Furthermore, constitutional carry legislation doesn’t mean abandoning common sense restrictions that prevent dangerous criminals from carrying guns. The legislation only seeks to eliminate regulations that require a law-abiding citizen to carry a permit while carrying their concealed firearm.
All that is true, but I do wish that Ricketts had brought up one of the biggest hurdles for Constitutional Carry in Nebraska: the handgun registration ordinance in Omaha. Sen. Tom Brewer, who sponsored the Constitutional Carry bill in Nebraska this year, originally included language in his bill that would have in essence voided that local ordinance, but ultimately (and unsuccessfully) tried to weaken that original language by providing a carveout for the city in the hopes of the police dropping their objections, which might have wooed a couple of Democrats to sign on.
That amendment died on a 13-29 vote, which means that almost every senator who voted for Constitutional Carry voted against it, and for good reason in my opinion. Constitutional Carry shouldn’t come with an asterisk, and that would most definitely be the case if residents of the state’s biggest city were still required to obtain a government permission slip to keep and bear arms. As Ricketts himself says in his op-ed:
At the end of the day, constitutional carry is about rights. A citizen authorized by law to possess a firearm shouldn’t have to pay a fee and ask permission from the government to exercise their Second Amendment rights.
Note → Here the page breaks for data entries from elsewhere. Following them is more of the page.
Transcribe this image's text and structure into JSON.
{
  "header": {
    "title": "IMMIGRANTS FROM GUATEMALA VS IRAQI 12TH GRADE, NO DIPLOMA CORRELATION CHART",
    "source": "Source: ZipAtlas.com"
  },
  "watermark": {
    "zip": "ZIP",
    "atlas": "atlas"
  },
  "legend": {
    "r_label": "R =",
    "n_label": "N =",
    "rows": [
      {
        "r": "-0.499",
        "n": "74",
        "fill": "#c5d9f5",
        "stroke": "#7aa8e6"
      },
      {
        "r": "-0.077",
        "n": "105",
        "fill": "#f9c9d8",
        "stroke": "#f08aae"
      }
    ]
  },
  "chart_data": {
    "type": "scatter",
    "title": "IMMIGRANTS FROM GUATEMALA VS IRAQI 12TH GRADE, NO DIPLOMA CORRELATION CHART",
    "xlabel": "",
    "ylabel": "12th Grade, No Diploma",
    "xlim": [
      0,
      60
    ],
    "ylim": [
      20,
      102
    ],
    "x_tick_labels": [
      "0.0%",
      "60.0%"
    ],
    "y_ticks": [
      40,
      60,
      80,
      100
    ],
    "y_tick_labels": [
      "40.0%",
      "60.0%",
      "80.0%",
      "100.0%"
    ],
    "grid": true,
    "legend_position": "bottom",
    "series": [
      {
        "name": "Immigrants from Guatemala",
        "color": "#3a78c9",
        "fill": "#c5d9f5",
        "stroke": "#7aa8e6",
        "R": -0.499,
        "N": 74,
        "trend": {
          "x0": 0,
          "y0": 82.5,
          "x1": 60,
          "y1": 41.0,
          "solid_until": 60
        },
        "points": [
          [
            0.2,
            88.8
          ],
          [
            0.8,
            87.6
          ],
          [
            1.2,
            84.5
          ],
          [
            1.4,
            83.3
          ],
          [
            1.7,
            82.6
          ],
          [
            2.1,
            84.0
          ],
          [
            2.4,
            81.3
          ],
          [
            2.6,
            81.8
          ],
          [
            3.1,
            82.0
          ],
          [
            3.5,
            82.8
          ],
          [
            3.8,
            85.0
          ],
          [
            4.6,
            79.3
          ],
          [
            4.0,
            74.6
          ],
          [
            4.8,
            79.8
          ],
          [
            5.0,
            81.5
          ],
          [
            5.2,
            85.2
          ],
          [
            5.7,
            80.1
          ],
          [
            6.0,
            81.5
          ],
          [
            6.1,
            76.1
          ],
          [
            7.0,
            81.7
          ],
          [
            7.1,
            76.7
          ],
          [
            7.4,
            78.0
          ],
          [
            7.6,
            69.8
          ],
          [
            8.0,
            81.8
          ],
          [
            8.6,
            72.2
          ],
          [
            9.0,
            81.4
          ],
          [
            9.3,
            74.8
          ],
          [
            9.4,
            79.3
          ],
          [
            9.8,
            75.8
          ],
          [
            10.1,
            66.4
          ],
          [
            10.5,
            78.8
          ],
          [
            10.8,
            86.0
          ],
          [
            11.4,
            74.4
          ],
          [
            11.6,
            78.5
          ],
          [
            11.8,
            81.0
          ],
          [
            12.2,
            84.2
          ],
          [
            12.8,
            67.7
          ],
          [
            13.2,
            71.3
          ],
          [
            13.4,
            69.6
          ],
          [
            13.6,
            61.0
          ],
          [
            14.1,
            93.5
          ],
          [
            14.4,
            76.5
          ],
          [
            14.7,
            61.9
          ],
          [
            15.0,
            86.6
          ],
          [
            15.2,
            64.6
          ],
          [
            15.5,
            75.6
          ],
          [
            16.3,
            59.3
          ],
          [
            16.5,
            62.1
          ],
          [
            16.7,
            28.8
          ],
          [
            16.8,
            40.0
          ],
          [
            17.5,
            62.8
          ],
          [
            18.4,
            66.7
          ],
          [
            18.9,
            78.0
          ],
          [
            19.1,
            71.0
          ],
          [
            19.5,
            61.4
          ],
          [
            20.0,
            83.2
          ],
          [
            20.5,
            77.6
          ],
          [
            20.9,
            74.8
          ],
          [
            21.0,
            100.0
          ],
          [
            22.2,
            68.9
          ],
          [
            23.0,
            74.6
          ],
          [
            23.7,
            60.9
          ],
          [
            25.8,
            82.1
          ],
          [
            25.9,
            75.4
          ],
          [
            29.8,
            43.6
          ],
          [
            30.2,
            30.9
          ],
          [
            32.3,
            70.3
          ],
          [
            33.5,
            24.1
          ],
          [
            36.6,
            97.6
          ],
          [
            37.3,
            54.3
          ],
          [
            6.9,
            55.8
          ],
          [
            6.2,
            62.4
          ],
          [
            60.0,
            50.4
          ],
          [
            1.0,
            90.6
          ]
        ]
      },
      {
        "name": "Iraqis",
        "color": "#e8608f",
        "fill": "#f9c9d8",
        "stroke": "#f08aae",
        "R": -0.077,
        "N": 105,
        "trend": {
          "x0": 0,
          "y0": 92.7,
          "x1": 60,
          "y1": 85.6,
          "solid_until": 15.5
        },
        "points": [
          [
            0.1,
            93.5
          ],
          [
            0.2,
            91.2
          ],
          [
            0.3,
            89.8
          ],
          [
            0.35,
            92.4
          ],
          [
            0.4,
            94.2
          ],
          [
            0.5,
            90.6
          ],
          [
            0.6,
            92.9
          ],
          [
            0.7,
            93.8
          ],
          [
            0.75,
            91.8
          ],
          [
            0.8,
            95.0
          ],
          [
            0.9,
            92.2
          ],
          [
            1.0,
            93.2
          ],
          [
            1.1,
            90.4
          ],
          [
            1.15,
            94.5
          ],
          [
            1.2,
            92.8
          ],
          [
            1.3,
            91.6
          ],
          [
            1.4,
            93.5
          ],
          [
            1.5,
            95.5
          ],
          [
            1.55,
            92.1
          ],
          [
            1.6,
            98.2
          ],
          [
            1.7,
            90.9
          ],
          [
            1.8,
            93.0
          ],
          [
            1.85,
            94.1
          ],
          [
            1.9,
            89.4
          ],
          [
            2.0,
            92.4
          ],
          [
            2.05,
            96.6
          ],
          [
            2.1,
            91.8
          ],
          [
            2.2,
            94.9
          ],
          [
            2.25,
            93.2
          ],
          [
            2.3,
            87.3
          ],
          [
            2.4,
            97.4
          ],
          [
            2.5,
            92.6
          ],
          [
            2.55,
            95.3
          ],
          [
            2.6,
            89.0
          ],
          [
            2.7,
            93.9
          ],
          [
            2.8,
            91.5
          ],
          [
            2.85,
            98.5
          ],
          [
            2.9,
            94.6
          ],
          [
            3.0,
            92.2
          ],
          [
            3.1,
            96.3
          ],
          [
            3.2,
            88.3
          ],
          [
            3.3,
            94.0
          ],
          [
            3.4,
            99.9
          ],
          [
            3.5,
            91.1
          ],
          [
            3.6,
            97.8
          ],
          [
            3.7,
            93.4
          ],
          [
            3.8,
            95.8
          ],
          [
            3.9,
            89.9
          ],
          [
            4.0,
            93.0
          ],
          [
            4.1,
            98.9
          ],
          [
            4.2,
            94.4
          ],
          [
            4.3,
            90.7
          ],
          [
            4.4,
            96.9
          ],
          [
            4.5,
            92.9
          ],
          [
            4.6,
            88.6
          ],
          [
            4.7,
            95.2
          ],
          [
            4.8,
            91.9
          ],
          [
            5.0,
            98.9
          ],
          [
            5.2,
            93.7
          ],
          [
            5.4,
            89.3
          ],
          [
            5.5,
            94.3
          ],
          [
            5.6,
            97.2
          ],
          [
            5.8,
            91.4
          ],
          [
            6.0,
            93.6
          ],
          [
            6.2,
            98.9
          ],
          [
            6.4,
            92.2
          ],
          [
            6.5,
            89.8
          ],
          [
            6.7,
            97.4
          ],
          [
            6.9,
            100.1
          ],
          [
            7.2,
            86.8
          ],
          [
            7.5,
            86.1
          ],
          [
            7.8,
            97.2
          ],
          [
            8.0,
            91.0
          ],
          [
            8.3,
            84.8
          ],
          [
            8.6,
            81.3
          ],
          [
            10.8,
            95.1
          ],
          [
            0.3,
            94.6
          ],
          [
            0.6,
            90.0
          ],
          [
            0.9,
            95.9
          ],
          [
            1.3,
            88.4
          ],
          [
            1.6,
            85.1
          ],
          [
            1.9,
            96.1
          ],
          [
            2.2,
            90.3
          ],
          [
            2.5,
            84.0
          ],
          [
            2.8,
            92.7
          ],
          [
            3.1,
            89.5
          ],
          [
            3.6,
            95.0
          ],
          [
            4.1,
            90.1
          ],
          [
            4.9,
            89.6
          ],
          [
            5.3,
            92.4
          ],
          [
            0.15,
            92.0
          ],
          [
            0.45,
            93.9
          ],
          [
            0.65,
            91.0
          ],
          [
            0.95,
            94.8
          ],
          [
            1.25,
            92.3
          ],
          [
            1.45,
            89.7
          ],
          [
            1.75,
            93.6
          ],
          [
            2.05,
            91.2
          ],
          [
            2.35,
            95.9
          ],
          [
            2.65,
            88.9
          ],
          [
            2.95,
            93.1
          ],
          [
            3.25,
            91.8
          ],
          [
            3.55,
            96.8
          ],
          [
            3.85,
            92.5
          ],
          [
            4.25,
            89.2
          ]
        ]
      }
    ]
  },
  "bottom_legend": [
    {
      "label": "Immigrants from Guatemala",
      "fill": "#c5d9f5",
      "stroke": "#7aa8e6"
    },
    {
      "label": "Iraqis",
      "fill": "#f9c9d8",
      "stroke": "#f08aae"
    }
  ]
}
That’s true whether you live in Omaha or Ogallala, so I find it difficult to believe that a Constitutional Carry bill that has a carve out of any sort for one or two population centers is ever going to get the support of a majority of Nebraska lawmakers. Gov. Ricketts is right to call out the Democrats in the Senate who stymied the passage of Constitutional Carry, but voting them out (or at least enough of them to override a filibuster) is likely what’s really needed if Nebraska is going to join the growing ranks of the Constitutional Carry states in the near future. As Ricketts acknowledges in his new column, Constitutional Carry won’t become law in Nebraska without the “determined activism” of Second Amendment advocates, but the next elections for the state legislature won’t happen until 2024. Gun owners can and should try to persuade their senators to get on board with the legislation in the coming months, but it may take unseating a couple of incumbents to get a strong bill to the governor’s desk.